Nothing better than a heart that is free

February 1, 2011

The two women met with the pastor for counseling, independently of one another, but with the same complaint. Each had one child, a teenage boy. Each had remote husbands, detached, not involved in the life of the family. Each woman came to the pastor with guns blaring, saying, “I can’t stand my husband. I’m ready to leave him. He is not treating my son the way he should, he is not invested in the boy’s life at all, and now my son is starting to have trouble in school, and in many other areas of life.” The pastor was a young minister at the time and had not counseled much, but he knew what the Bible taught about bitterness. He told each woman, “You need to learn how to forgive your husband. He is not doing the right thing, but neither are you with your reaction to him. Here’s what the Bible says about forgiveness.” One woman agreed and went home and worked on her heart and the marriage continued and improved. The other woman tried to forgive and she couldn’t. Many years later the pastor looked back on the situation and wondered, what was the difference? By this time in his ministry, the pastor had seen many examples of idolatry, which he defines as “taking a good thing and making it into an ultimate thing.” He had counseled many who had made food or entertainment or sports or family or even their church an idol. As he thought back to these two women who came to him with the same complaint about their husbands many years before, it occurred to him that idolatry was the issue. The one woman loved her child. The other woman almost worshipped her child.

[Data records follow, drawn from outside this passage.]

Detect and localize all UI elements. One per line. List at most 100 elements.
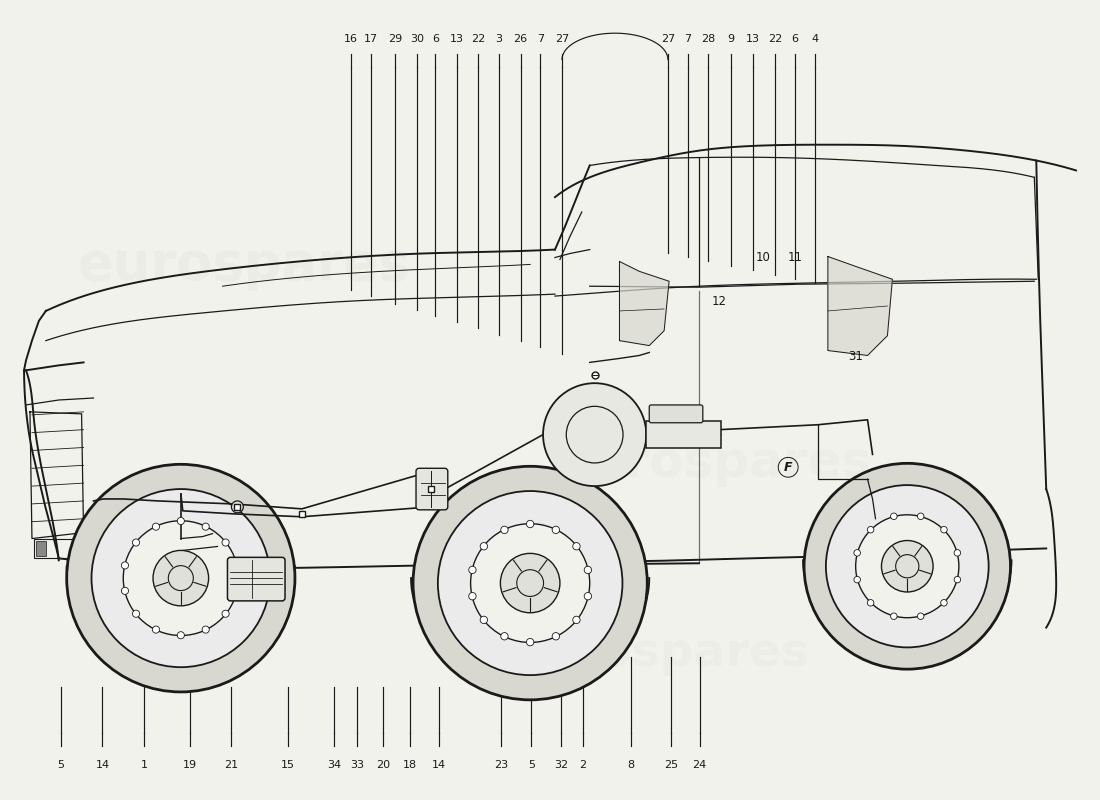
Polygon shape	[619, 262, 669, 346]
Text: 7: 7	[537, 34, 543, 44]
Circle shape	[153, 523, 159, 530]
Circle shape	[552, 526, 560, 534]
Circle shape	[500, 633, 508, 640]
Circle shape	[481, 542, 487, 550]
Circle shape	[881, 541, 933, 592]
Text: 28: 28	[701, 34, 715, 44]
Text: 32: 32	[554, 760, 568, 770]
Circle shape	[469, 566, 476, 574]
Text: eurospares: eurospares	[556, 439, 872, 487]
Text: 11: 11	[788, 251, 803, 264]
Circle shape	[527, 520, 534, 528]
FancyBboxPatch shape	[228, 558, 285, 601]
Circle shape	[954, 550, 960, 556]
Circle shape	[153, 626, 159, 633]
Text: 3: 3	[495, 34, 503, 44]
Circle shape	[917, 613, 924, 619]
Circle shape	[573, 542, 580, 550]
Circle shape	[121, 562, 129, 569]
Bar	[36, 541, 46, 556]
Circle shape	[202, 523, 209, 530]
Circle shape	[177, 518, 185, 525]
Text: eurospares: eurospares	[78, 239, 410, 291]
Circle shape	[804, 463, 1011, 669]
Text: 1: 1	[141, 760, 147, 770]
Text: eurospares: eurospares	[509, 631, 808, 676]
Circle shape	[202, 626, 209, 633]
Text: 27: 27	[661, 34, 675, 44]
Text: 23: 23	[494, 760, 508, 770]
Text: 17: 17	[364, 34, 378, 44]
Circle shape	[121, 587, 129, 594]
Text: 13: 13	[746, 34, 760, 44]
Text: 4: 4	[812, 34, 818, 44]
Text: 34: 34	[327, 760, 341, 770]
Circle shape	[584, 566, 592, 574]
Text: 13: 13	[450, 34, 464, 44]
Circle shape	[917, 513, 924, 519]
Circle shape	[826, 485, 989, 647]
Bar	[647, 421, 720, 449]
Circle shape	[500, 554, 560, 613]
Text: 12: 12	[712, 294, 727, 307]
Text: 8: 8	[627, 760, 635, 770]
Text: 5: 5	[57, 760, 65, 770]
Text: 6: 6	[432, 34, 439, 44]
Circle shape	[438, 491, 623, 675]
Text: 26: 26	[514, 34, 528, 44]
Circle shape	[231, 501, 243, 513]
Circle shape	[573, 616, 580, 623]
Text: 27: 27	[554, 34, 569, 44]
Circle shape	[891, 513, 898, 519]
Circle shape	[867, 526, 873, 533]
Text: 6: 6	[791, 34, 798, 44]
Text: 7: 7	[684, 34, 691, 44]
Circle shape	[940, 599, 947, 606]
Circle shape	[91, 489, 271, 667]
Circle shape	[527, 638, 534, 646]
Circle shape	[233, 587, 240, 594]
Text: 16: 16	[344, 34, 359, 44]
Text: 10: 10	[756, 251, 770, 264]
Circle shape	[67, 464, 295, 692]
Text: 24: 24	[692, 760, 706, 770]
Circle shape	[543, 383, 647, 486]
FancyBboxPatch shape	[649, 405, 703, 422]
Circle shape	[552, 633, 560, 640]
Circle shape	[854, 576, 860, 583]
Text: 33: 33	[350, 760, 364, 770]
Circle shape	[856, 514, 959, 618]
Circle shape	[222, 539, 229, 546]
Circle shape	[867, 599, 873, 606]
Text: 22: 22	[768, 34, 782, 44]
Circle shape	[123, 521, 239, 635]
Circle shape	[132, 539, 140, 546]
Text: 29: 29	[388, 34, 403, 44]
Circle shape	[153, 550, 209, 606]
Circle shape	[412, 466, 647, 700]
Text: F: F	[784, 461, 792, 474]
Polygon shape	[828, 257, 892, 355]
Text: 19: 19	[183, 760, 197, 770]
Circle shape	[222, 610, 229, 618]
Text: 14: 14	[431, 760, 446, 770]
Text: 15: 15	[280, 760, 295, 770]
Circle shape	[584, 593, 592, 600]
Circle shape	[954, 576, 960, 583]
Text: 9: 9	[728, 34, 735, 44]
Circle shape	[471, 524, 590, 642]
Text: 22: 22	[471, 34, 485, 44]
Text: 21: 21	[224, 760, 239, 770]
Circle shape	[854, 550, 860, 556]
Circle shape	[132, 610, 140, 618]
Text: 20: 20	[376, 760, 390, 770]
Text: 31: 31	[848, 350, 864, 363]
Circle shape	[469, 593, 476, 600]
Circle shape	[500, 526, 508, 534]
Circle shape	[940, 526, 947, 533]
Text: 25: 25	[664, 760, 679, 770]
FancyBboxPatch shape	[416, 468, 448, 510]
Text: 14: 14	[96, 760, 110, 770]
Circle shape	[481, 616, 487, 623]
Text: 2: 2	[580, 760, 586, 770]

The woman who couldn’t forgive had said in her heart, “I have done nothing else in life, I don’t have a good marriage, but if my son grows up to be happy and successful and to love me, then I will have some meaning in my life.” And therefore, she could not possibly forgive her husband. She was not just angry, she was idolatrously angry. She had turned a good thing into an ultimate thing. She had turned her son into a real savior and his love into something more important even than the Savior’s love.
The pastor in the story is Tim Keller, who serves a church in New York City. As he talked about his latest book, “Counterfeit Gods,” Keller said it is important to recognize our idols by asking questions such as, “What does my mind naturally go to when it is in neutral and I am not hooked up to an iPod or glued to a TV?” The quiet mind will gravitate to what has captured the heart. Or, “What do I want so much that I cannot imagine life without it?” The idols of our heart will come into focus through honest examination.

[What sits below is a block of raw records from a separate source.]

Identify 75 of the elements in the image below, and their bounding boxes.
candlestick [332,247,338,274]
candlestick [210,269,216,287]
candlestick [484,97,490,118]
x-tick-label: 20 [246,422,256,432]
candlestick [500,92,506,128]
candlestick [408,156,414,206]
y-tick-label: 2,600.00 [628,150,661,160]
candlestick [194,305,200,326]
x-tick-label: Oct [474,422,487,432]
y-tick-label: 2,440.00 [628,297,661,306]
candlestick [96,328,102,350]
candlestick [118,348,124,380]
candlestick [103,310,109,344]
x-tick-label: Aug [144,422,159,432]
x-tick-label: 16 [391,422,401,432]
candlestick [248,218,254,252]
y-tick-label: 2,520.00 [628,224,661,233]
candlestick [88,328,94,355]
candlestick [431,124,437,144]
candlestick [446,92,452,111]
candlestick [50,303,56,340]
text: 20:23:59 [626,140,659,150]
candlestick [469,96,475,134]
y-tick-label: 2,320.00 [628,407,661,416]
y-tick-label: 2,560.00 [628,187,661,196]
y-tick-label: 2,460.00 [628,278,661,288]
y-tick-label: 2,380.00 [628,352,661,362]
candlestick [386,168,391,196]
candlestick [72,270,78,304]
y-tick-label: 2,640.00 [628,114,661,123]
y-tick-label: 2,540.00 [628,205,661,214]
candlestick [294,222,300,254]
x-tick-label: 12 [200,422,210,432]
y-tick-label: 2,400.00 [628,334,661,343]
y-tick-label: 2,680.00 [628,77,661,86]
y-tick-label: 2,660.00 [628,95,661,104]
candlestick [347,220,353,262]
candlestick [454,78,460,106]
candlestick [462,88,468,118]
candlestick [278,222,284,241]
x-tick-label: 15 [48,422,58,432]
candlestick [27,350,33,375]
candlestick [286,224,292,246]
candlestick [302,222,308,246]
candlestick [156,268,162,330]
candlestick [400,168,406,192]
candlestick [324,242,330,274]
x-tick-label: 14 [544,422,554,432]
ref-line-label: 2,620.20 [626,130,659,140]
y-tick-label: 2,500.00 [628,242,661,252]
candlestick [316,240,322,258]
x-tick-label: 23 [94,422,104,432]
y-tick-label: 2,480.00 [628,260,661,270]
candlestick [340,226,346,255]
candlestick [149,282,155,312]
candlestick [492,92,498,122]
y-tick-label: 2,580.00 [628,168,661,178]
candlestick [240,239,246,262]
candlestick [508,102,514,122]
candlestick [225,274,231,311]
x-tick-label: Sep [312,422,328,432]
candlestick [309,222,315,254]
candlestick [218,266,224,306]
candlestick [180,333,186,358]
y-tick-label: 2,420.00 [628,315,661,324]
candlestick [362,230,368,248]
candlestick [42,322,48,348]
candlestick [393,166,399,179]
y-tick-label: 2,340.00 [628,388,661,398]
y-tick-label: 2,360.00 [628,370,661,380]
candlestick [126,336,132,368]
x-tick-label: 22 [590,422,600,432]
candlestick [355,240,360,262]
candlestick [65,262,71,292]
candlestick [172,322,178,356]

How do we find freedom from idols? Psalm 107 says, “Then they cried out to the Lord … He brought them out of darkness … and broke their chains in pieces.” God has to do it. Keller talked about Thomas Chalmers’ famous sermon, “The Expulsive Power of a New Affection,” and encouraged believers to meditate on the cross. You cannot look at the cross and the sacrifice Jesus made for you there and at the same time cling to idols. Something has to go. As you see and savor Jesus Christ, the idols will begin to topple, though it may take time and patience until your heart is free. There’s nothing better than that.